Analysts say sustaining above 24,800 and a decisive breakout above 25,150 could propel Nifty towards 25,500.
Indian equity markets continued their positive momentum on September 9, rising for the fifth consecutive session and the Nifty index reclaiming the 50-day Exponential Moving Average (EMA) near 24,800.
Additionally, Foreign Institutional Investors (FIIs) turned buyers, with over ₹2,000 crore in cash inflows.
Will Nifty rally past the 25,000 mark on Wednesday? SEBI-registered analysts shared the trade setup for September 10 on Stocktwits.
Wednesday Trade Setup
Analyst Mayank Singh Chandel noted that the Nifty index formed a Doji-like candlestick on the daily chart on Tuesday, signaling indecision between bulls and bears at higher levels. However, the index is trading above all key moving averages, indicating a strengthening trend.

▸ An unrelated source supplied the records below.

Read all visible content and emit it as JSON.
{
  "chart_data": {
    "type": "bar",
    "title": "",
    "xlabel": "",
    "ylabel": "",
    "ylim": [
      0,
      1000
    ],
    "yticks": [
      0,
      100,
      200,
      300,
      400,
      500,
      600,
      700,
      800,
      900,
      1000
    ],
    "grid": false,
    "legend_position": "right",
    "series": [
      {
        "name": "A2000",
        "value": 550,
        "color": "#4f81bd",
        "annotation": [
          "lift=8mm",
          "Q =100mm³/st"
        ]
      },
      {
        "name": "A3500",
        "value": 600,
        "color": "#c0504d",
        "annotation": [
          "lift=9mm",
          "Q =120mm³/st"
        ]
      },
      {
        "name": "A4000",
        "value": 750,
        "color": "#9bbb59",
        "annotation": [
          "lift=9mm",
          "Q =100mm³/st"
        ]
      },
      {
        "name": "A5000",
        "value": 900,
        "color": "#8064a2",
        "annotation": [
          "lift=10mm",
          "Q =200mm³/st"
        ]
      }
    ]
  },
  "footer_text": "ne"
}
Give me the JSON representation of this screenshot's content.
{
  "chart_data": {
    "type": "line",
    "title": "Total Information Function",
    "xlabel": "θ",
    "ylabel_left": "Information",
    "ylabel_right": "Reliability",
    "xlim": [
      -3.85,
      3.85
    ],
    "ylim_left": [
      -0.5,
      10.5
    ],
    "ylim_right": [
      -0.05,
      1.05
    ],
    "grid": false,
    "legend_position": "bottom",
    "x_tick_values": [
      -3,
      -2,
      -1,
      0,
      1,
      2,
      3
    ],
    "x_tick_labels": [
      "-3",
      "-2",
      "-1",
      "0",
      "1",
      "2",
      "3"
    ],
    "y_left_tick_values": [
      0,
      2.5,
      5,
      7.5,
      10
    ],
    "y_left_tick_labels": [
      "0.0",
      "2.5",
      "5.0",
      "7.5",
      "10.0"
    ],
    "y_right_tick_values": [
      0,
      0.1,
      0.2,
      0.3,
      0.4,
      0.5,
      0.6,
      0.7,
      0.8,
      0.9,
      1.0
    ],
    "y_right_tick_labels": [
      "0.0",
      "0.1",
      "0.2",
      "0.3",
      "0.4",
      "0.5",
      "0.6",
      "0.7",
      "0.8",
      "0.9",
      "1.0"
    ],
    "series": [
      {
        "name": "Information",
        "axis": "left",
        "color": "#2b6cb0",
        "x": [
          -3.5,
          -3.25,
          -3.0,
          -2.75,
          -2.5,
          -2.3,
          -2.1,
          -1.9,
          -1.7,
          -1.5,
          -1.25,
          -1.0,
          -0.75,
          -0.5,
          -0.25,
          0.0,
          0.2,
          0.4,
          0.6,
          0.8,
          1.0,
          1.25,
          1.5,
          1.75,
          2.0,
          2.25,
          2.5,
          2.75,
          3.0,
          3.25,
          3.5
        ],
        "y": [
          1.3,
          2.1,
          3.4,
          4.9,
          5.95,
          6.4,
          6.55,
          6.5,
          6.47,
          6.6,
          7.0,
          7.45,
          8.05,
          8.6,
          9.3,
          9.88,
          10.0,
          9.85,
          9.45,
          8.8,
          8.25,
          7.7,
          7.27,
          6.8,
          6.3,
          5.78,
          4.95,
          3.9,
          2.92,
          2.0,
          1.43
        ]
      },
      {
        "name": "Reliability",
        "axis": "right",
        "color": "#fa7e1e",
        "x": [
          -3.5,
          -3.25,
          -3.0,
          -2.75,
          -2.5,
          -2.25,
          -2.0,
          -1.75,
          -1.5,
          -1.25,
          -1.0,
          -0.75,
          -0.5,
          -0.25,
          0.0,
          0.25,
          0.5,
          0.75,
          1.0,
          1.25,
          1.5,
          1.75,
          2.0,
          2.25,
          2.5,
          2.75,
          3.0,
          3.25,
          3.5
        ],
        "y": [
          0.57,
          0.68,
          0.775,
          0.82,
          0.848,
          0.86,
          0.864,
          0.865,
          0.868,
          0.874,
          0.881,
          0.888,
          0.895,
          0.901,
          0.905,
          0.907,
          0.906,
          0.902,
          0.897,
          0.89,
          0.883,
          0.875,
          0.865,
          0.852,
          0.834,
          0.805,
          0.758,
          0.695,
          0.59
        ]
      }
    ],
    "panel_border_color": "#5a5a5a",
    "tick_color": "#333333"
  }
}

He believes that a breakout above the 25,000–25,150 zone is crucial to trigger fresh buying and negate the lower high–lower low structure. The Relative Strength Index (RSI) stands at 53.55 with a bullish crossover, showing improving momentum.
Levels To Watch
• Immediate Support: 24,750
• Crucial Support Zone: 24,620 – 24,520
• Immediate Resistance: 24,900
• Key Breakout Zone: 25,000-25150
• Next Upside Target (if breakout holds): 25,500
Chandel concluded that Nifty is building a base for a potential upside breakout. The index needs to sustain above 24,800 to maintain bullish momentum, while a decisive close above 25,150 could unlock a rally towards 25,500. However, failure to cross this zone could lead to consolidation between 24,700 and 24,950 in the near term, he added.
Arun Mantri highlighted that the Nifty index had retraced above significant resistance levels and now faced the acid test at 25,000. If the index moves above 25,000, a steep short-covering rally is likely. Mantri added that the short-term support has shifted around 24,700.
Varunkumar Patel said that after a long gap, FIIs turned buyers in the cash market. In F&O, they cut some net index shorts but built fresh index call shorts, showing caution. Globally, a risk-on mood persists with strong momentum across emerging markets, driven by global strength. Optimism surrounding potential GST rate cuts could provide a significant boost to consumption-driven sectors.
Derivatives data shows that the Put-Call Ratio (PCR) has risen over 1, indicating the market has slipped into an overbought zone. Patel advised traders to watch for volatility in the near term. He added that one must avoid overtrading and stick to quality names with tight stop-loss discipline.